Their results are consistent with previous reports from Korea6 and Germany.7 In addition to in-hospital deaths, their study showed that the 1-year mortality rate was lower at high-volume hospitals than at middle- and low-volume hospitals. This study provides evidence supporting the centralization of ECMO centers (Figure). In this study, a high-volume hospital was defined as one that administers ECMO to >40 patients/year, which seems too high for real-world settings. Only 4% of hospitals (4/101) achieved >40 cases per year in Taiwan, while 74% hospitals (74 /101) had <10 ECMO cases/year. In the Extracorporeal Life Support Organization Registry, which is the international voluntary database of patients treated with ECMO, 87% of participating hospitals had <6 ECMO cases/year.4 The volume targets should be carefully discussed.

Figure.

Centralization of the provision of extracorporeal membrane oxygenation (ECMO). Patients in cardiogenic shock or cardiac arrest will be rapidly placed on ECMO at either the scene or the nearest regional hospital, before being safely transported with the mobile ECMO team to the main ECMO center by ambulance or ECMO car.

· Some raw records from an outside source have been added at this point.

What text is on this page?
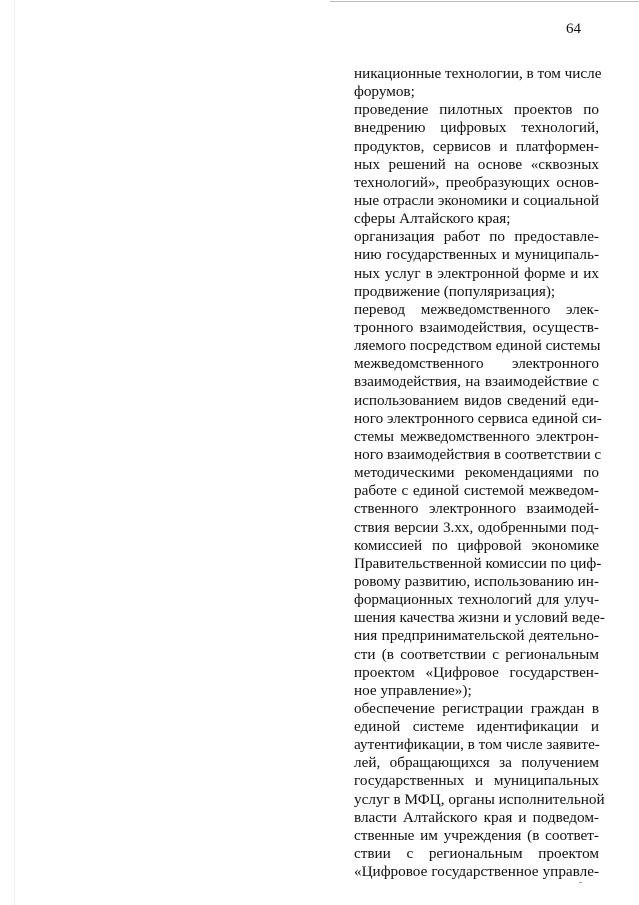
64
никационные технологии, в том числе
форумов;
проведение пилотных проектов по
внедрению цифровых технологий,
продуктов, сервисов и платформен-
ных решений на основе «сквозных
технологий», преобразующих основ-
ные отрасли экономики и социальной
сферы Алтайского края;
организация работ по предоставле-
нию государственных и муниципаль-
ных услуг в электронной форме и их
продвижение (популяризация);
перевод межведомственного элек-
тронного взаимодействия, осуществ-
ляемого посредством единой системы
межведомственного электронного
взаимодействия, на взаимодействие с
использованием видов сведений еди-
ного электронного сервиса единой си-
стемы межведомственного электрон-
ного взаимодействия в соответствии с
методическими рекомендациями по
работе с единой системой межведом-
ственного электронного взаимодей-
ствия версии 3.xx, одобренными под-
комиссией по цифровой экономике
Правительственной комиссии по циф-
ровому развитию, использованию ин-
формационных технологий для улуч-
шения качества жизни и условий веде-
ния предпринимательской деятельно-
сти (в соответствии с региональным
проектом «Цифровое государствен-
ное управление»);
обеспечение регистрации граждан в
единой системе идентификации и
аутентификации, в том числе заявите-
лей, обращающихся за получением
государственных и муниципальных
услуг в МФЦ, органы исполнительной
власти Алтайского края и подведом-
ственные им учреждения (в соответ-
ствии с региональным проектом
«Цифровое государственное управле-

Prompt implementation of ECMO is also crucial in patients with cardiac shock or cardiac arrest.8,9 In some aspects, increasing the number of regional hospitals that can implement ECMO has benefited patients with cardiogenic shock or cardiac arrest by shortening the time from onset to ECMO initiation. Particularly for extracorporeal cardiopulmonary resuscitation, the incidence of out-of-hospital cardiac arrest is approximately 120,000 per year, with a median of 173 arrests (interquartile range, 146–216) per day in Japan.10,11 Because cardiac arrest can occur at any time or place, the number of hospitals that can implement ECMO should be secured. However, the recent increase in the number of ECMO procedures nationwide did not translate into a survival benefit in Korea6 or Germany.7 To balance maintenance of high-quality care and prompt implementation of ECMO, the establishment of appropriate annual volume targets and safe patient transport systems might be needed. The safety and efficacy of interhospital patient transport by mobile ECMO teams have been reported in several countries.12,13 It is time to discuss centralization of ECMO centers in Japan.

Competing Interests / Source of Fundings

T.N. declares no conflicts of interest with regards to the submitted work. T.N. received a Grant-in-Aid for Young Scientists (A) (20K17914) of the Japan Society for the Promotion of Science and the Uehara Memorial Foundation Overseas Research Fellowship unrelated the submitted work.